Crimes of the Future 2, si on peut l’appeler ainsi, bien que Cronenberg ne le fasse pas puisque ce n’est pas une suite, comprend des éléments communs à Crimes of the Future 1 : le narrateur du film y évoque des organes aux excroissances tumorales (le corps prolifère en lui-même) et une sexualité transgressive, comme dans le film contemporain. Un homme y développe continuellement de nouveaux organes qui sont retirés de son corps : c’est exactement ce qui se passe avec le personnage joué par Viggo Mortensen en 2022.
Sans doute peut-on envisager chaque film du réalisateur canadien comme une création complétant la suivante et ainsi de suite, la somme produite dans l’unicité d’un corps-cerveau obsessionnel, explorant invariablement des sujets et des personnages transformés par la médecine, la technologie, la monstruosité, la maladie, la mutation, le sexe déviant. Une filmographie cohérente, devenue familière, alimentée par des œuvres cultes : Videodrome (1984), La Mouche (1986), Faux Semblants (1989), Crash (1996), ExistenZ (1999), puzzle cinématographique aux images familières s’assemblant de manière cohérente pour composer une œuvre forte, aux fictions fantastiques aux visions horrifiques ou torturées.
En 2022, Crimes of the Future s’inscrit dans cette lignée tout en se singularisant par une mise en scène d’une sophistication extrême, et une photographie que le chef-opérateur Douglas Koch rend sublime. Cette œuvre à la cinématographie éblouissante exhibe encore des corps mutants, dont les organes proliférants, beautés intérieures, deviennent objets d’art. Du body-horror, David Cronenberg passe au body-art. Et l’on songe à quelques-uns des artistes majeurs de l’art contemporain qui font du corps leur oeuvre : Marina Abramovic ou Orlan (Léa Seydoux, avec ses petites cornes sous-cutanées dédouble l’artiste française).
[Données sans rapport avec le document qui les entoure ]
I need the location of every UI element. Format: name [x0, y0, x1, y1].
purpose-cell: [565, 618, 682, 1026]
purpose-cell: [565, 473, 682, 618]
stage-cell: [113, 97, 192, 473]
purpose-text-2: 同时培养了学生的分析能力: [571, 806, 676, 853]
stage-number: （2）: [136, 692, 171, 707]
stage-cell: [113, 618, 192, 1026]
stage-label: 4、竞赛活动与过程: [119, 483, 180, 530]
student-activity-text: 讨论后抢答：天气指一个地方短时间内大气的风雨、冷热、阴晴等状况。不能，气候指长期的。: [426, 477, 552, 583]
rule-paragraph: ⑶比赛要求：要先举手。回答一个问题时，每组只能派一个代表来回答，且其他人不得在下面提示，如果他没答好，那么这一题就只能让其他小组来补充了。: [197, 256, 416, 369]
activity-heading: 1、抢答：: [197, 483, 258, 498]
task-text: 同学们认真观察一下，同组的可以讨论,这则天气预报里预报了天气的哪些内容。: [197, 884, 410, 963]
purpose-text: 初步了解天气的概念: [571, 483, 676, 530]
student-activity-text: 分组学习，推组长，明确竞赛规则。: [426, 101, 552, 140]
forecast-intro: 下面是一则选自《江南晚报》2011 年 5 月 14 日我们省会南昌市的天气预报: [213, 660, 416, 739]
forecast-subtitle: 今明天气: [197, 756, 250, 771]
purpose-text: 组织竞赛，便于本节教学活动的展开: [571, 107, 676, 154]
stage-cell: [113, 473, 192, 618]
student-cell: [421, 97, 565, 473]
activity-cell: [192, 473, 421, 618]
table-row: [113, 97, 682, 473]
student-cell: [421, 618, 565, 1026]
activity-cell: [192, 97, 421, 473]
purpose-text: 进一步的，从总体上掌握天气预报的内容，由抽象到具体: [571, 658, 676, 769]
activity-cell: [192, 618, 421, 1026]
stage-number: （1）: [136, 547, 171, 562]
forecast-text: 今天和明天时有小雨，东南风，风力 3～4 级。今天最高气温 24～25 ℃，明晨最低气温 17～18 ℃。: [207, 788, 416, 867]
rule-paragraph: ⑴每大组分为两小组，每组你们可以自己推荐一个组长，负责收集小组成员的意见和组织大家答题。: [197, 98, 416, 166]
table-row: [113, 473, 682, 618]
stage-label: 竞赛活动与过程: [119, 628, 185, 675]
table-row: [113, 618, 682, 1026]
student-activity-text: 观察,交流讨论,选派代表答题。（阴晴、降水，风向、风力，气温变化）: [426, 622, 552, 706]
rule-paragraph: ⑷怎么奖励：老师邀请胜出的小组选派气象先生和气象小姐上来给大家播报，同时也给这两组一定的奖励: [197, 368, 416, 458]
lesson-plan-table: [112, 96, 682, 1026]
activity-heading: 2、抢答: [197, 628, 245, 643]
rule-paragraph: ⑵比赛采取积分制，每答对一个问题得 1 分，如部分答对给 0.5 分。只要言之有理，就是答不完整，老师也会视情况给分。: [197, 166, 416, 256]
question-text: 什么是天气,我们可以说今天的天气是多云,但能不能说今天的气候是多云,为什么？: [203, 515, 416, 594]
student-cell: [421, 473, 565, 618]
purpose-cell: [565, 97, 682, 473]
Comme dans Crash, où sexe et machine s’interpénètrent, David Cronenberg fétichise le corps mutant et un plaisir organique relié aux machines. Viggo Mortensen, rôle d’artiste aux performances corporelles extrêmes, est embrassé sur la bouche par Kristen Stewart, personnage balbutiant, avec gaucherie : « Je ne suis pas doué pour le vieux sexe », lui dit-il. Pourtant, le vieux sexe, en tout cas son fantasme, n’a jamais été aussi apparent dans l’œuvre du cinéaste canadien. À la différence de Crash où l’homme, la femme et un objet inanimé forment une sorte de ménage à trois, dans Crimes of the Future, la nouvelle sexualité expérimentée au sein de machines matricielles n’a pas été déshumanisée par l’accouplement avec la technologie. Même altéré, transformé, le corps dont les entrailles dysfonctionnelles ont valeur d’objet d’art reste sensible et poétisé par sa fragilité, ses vacillements, son âme. Il a cessé d’être terrifiant et symptomatique, étrange et bizarre. Il garde une manière d’être : c’est une matière d’être.
Le corps nu de Léa Seydoux, attraction érotique de Crimes of the Future, est un corps d’odalisque qui se serait échappé du tableau d’Ingres. Un corps parfait, d’une pure et stupéfiante beauté, irradiant de désir et de vibration, que le cinéaste filme avec une attention d’esthète, une dévotion de peintre. Léa Seydoux n’est pas la proie du regard : elle est une attraction mystérieuse, magnétique, insaisissable. Elle fait exister une chose nouvelle chez Cronenberg : la chair, la volupté ; l’harmonie. Et une infinie douceur.